We considered whether the relatively high rate of SCLE associated with anti-TNFɑ agents could reflect a publication bias, with rheumatologists more likely to diagnose and publish cases attributable to drugs they frequently use. However, we found more cases were reported by dermatologists than rheumatologists, and such a trend was not consistent across other rheumatological therapies of rituximab, ustekinumab or tocilizumab (Fig. 3). Multiple previous studies have reported an association between anti-TNFɑ agents and the induction of CLE [47, 58]. TNFɑ is a cytokine involved in myriad signalling pathways of apoptosis, inflammation and immune regulation depending on the cellular context [59-61]. This wide array of cellular effects in different cell types may account for the conflicting findings of both the beneficial and antagonistic effects of TNFɑ on lupus in animal models [62, 63] and a small number of case reports [42, 64]. The significance of specific TNF pathways, and even anti-TNF mechanisms, are not well understood in CLE [65]. mAbs targeting TNFɑ do not only bind and sequester soluble cytokine but may also induce apoptosis [66-68], inhibit reverse signals from transmembrane TNFɑ [69] or enhance regulatory T-cell interactions [70]. Nonetheless in larger-scale studies, the − 308A TNFɑ promoter polymorphism has been associated with an increased risk of SCLE [71], and cutaneous TNF genes are significantly differentially expressed in CLE compared with controls [20].

Limitations

A multispecialty panel devised our inclusion criteria for the purpose of this review, therefore external validation is required. As most papers we included reported retrospective case series, this review was limited by incomplete data from reported cases. Some tests were not performed, however this is reflective of routine clinical care. Eight of the included sources came from conference abstracts, suggesting that grey literature was incorporated in the review; however, further hand searching would reduce publication bias further. The methodology has a language bias, with search strategies performed in the English language; we were unable to include non-European language papers in the screening process.
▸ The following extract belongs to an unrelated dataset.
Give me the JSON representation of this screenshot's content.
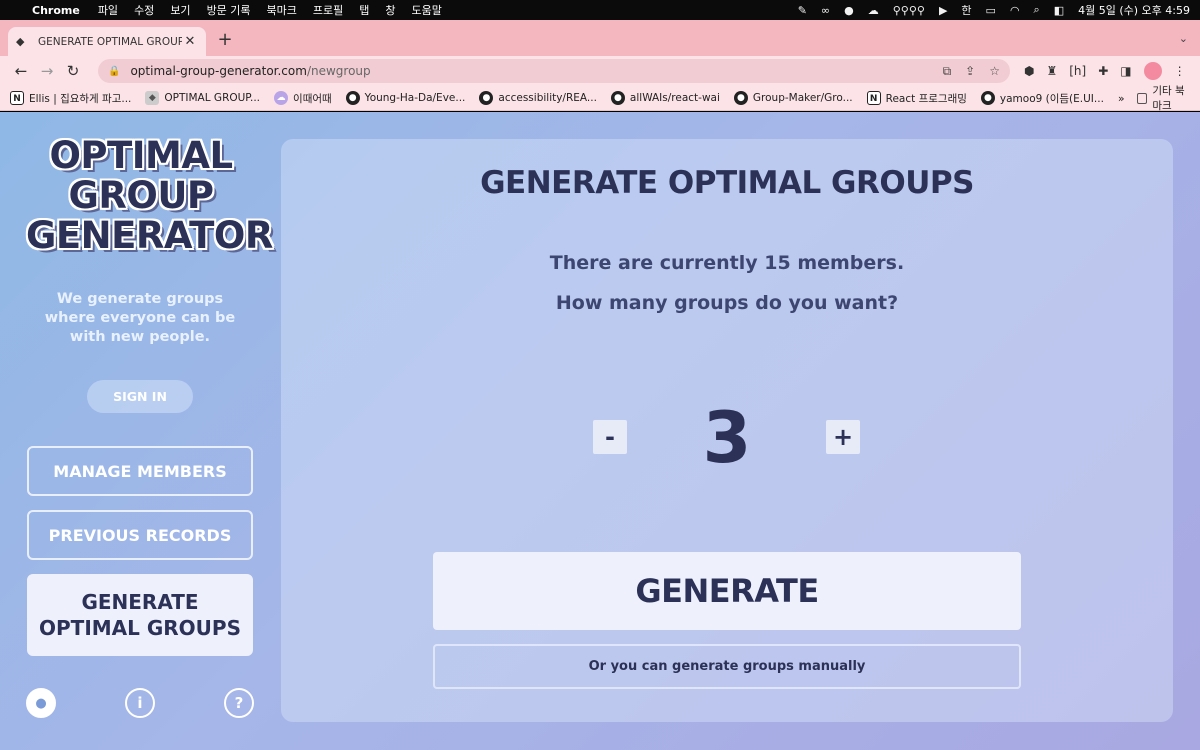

Annual mAb use was intended to provide a relative estimate of global use, however due to limited available prescription data of this kind, it is difficult to validate against existing data. The approximate annual costs utilised averages across two countries and cannot fully reflect the broad array of regimens used by physicians. Some mAb therapies have been licenced for many more years than others; for example, rituximab was licenced in 1997. Therefore, using estimated patient users across 1 year underestimates exposure of patients to the older drugs, as it does not incorporate the decades of use. Given this, the relationship between checkpoint inhibitors and mAb-induced SCLE is more striking as they have been licenced in the last decade.

Conclusion

Within the disease subtype of mAb-induced SCLE, there is great variability in serological findings, lesion distribution, treatment approach, and even the range of synonyms used for diagnostic terms. As the sheer complexity of the mechanisms governing tolerance and autoimmunity are further uncovered, clear phenotypic distinction and clarity of terms are vital to furthering understanding. To this end, we present the first systematic review of mAb-induced SCLE.

Below is the link to the electronic supplementary material.

Supplementary file1 (DOCX 103 kb)

Supplementary file2 (DOC 63 kb)

Monoclonal antibody (mAb)-induced subacute cutaneous lupus erythematosus (SCLE) has been reported in 52 patients across a range of 17 mAbs.

Adalimumab, denosumab and rituximab were estimated to have the greatest number of annual users.

Checkpoint inhibitors and anti-tumour necrosis factor-ɑ agents are associated with high rates of SCLE relative to the estimated global yearly use and other mAbs.